X-Application Version: 3.1.2
Tamino Version : 3.1.1
Platform : Win2k
WebContainer : Tomcat 3.3
JDK Version : 1.3.1
Hi,
I would like to get a result set that is ranked according to certain rules (best “fitting” string first.) I’m thinking of using n-grams to do this. Where would I start looking? Will I have to add a new type of tag? - or does tamino offer query parameters that help me do what I want?
Hello,
I had a short look at n-grams, but not the time to understand the concept behind it. If you have an external ranking tool which is able to handle a set of XML documents,
(A) I would propose to invoke it within the directcommand tag if it is an application specific command.

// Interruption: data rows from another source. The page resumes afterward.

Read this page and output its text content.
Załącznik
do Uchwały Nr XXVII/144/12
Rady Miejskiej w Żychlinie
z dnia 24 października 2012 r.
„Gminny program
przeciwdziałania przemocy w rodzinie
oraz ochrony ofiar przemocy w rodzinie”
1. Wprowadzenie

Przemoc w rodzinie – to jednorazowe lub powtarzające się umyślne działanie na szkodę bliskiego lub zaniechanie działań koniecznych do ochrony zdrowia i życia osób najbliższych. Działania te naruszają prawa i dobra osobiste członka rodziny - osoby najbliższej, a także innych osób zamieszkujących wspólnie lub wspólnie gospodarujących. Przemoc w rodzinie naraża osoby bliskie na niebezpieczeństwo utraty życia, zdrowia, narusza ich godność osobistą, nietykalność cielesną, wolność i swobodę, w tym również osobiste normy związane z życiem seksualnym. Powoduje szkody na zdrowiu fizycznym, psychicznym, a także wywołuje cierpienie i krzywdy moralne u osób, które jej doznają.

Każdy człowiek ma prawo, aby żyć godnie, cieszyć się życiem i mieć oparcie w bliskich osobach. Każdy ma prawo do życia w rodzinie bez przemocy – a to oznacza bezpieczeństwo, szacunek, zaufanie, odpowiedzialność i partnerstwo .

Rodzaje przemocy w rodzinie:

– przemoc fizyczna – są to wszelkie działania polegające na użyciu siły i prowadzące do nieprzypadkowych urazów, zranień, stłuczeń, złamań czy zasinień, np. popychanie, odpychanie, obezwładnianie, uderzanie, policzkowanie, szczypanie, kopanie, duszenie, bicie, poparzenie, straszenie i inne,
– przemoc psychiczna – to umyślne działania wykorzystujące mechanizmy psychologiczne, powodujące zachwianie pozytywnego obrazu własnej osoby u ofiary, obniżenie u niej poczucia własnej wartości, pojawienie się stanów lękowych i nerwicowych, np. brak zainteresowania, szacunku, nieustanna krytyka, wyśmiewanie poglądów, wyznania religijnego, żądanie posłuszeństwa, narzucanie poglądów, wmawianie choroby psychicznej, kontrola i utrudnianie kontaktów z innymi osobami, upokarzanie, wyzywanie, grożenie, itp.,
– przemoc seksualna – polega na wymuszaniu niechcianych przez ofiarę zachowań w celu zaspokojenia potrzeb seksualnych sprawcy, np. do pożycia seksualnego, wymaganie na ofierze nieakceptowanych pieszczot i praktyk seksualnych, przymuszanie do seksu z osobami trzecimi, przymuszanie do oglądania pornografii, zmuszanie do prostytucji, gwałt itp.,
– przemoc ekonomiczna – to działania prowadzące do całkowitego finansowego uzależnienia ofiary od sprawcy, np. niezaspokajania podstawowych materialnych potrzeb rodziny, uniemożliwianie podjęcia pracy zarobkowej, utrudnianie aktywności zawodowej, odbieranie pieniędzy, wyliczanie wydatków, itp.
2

I gave a similar propose within the following topic
Expanding Search and query capability → extending the directcommand tag
As described there you an add you ranking as a special form of query which for instance not passed to the workspace, but uses the basics of the Tamino API for Java to get Stream Object of queried data. This query would be based on XQL expressions (see Tamino documentation). The resulting stream could be transferred to the ranking tool. And the result displayed as a page object.
(B.1) I would integrate it into the TaminoStore class if it is a general functionality you want to use for each query. Within this class the query (method name is query) is processed. Add the invocation of the tool to post process the queried documents.

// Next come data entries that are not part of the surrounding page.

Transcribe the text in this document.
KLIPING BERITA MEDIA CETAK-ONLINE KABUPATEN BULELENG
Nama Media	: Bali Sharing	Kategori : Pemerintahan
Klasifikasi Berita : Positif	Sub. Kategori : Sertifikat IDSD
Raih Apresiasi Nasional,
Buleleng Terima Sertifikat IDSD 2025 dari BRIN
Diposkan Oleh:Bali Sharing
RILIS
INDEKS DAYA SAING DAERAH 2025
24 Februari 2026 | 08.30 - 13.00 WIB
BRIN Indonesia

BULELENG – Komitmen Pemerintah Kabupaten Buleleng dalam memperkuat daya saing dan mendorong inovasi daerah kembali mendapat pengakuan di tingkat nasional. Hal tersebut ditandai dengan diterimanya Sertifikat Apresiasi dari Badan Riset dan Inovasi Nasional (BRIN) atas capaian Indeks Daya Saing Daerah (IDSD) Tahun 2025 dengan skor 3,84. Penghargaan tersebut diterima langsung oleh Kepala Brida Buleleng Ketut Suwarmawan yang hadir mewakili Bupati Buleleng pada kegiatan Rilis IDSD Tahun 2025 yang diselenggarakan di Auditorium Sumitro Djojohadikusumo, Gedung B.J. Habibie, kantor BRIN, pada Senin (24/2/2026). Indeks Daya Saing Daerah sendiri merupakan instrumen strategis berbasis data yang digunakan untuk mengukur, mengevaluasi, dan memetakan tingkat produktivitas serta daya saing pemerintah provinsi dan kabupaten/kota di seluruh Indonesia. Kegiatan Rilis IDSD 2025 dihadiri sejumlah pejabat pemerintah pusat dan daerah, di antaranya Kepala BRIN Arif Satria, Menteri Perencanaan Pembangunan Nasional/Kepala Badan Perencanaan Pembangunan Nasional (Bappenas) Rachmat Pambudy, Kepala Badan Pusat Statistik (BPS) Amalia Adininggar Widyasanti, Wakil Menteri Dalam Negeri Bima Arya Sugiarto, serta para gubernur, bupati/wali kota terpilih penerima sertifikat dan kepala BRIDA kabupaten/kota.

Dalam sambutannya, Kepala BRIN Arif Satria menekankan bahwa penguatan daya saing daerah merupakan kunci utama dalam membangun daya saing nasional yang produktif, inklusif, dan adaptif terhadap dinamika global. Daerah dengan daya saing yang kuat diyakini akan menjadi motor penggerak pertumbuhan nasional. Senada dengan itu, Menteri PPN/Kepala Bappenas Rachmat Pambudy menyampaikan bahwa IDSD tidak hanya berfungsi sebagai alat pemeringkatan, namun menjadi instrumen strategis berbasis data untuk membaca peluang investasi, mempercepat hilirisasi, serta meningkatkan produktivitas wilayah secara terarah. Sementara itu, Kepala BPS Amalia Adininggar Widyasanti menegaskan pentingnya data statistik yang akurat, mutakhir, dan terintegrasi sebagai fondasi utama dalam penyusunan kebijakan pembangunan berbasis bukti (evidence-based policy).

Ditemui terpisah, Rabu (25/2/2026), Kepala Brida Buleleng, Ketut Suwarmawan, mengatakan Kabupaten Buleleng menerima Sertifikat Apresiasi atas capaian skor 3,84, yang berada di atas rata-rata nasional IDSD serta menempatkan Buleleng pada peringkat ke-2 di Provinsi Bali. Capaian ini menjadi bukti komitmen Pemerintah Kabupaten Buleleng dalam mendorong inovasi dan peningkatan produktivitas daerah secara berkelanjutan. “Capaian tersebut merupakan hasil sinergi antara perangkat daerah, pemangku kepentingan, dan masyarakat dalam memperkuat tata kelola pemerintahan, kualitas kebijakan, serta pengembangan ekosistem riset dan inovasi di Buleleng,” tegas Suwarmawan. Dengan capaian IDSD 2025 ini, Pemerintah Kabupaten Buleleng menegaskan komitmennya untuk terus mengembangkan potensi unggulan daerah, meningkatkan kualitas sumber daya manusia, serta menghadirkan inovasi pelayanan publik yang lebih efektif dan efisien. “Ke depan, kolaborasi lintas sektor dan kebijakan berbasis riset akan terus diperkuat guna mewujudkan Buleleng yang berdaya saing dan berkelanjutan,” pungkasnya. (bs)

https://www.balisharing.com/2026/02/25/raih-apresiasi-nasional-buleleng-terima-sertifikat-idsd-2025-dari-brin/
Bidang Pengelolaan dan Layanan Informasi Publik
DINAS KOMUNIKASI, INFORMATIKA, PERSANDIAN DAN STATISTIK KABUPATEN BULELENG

(B.2) I would implement it as Tamino Server Extension (SXS). In this way you could extend the query capabilities of Tamino.
Bye,
Christian.
thanks for your help so far!
You mentioned SXS as a way to change to way Tamino handles queries “at the source” of the data. All I found is:
“The XSLT Server Extension provides Tamino 3.1”
do you mean this or is there something else?
back to the n-gram-stuff:
what I want to do is send a query string to the server, e.g. “CBT installation problem”
The server should now find all the existing answers in the database that “somehow” fit the query string and return them sorted according to some rules. I would like to test several ranking algorithms, one of them would be n-grams:
1st naive try: chop string to be compared into pieces of n characters (eg. n=3 :CBTinstallationproblem —> CBT, BTI, TIN, INS, NST … and find out how many of the fragments are found in the field that’s queried. If all fragments are found give it 100%, if none is found give it 0%. Then return every “hit” that is above a certain threshold (like 40%) in the order of the %-value.
I guess the right place to do this is as close to the original data as possible - as you suggested. But - how?
thanks again,
Ralf.
Hello Ralf,
yes you are right. When looking at the Tamino Documentation you will have difficulties to find the entry to the server extensions.
It is part of topic
“Installation and Getting Started”
→ Advanced Concepts
→ Utilizing Server Extensions
Another source of information about SXS is the SXS form. Have a look at
Tamino X-Tension
Here, the experts for SXS will help you in case of problems with SXS.
Bye,
Christian.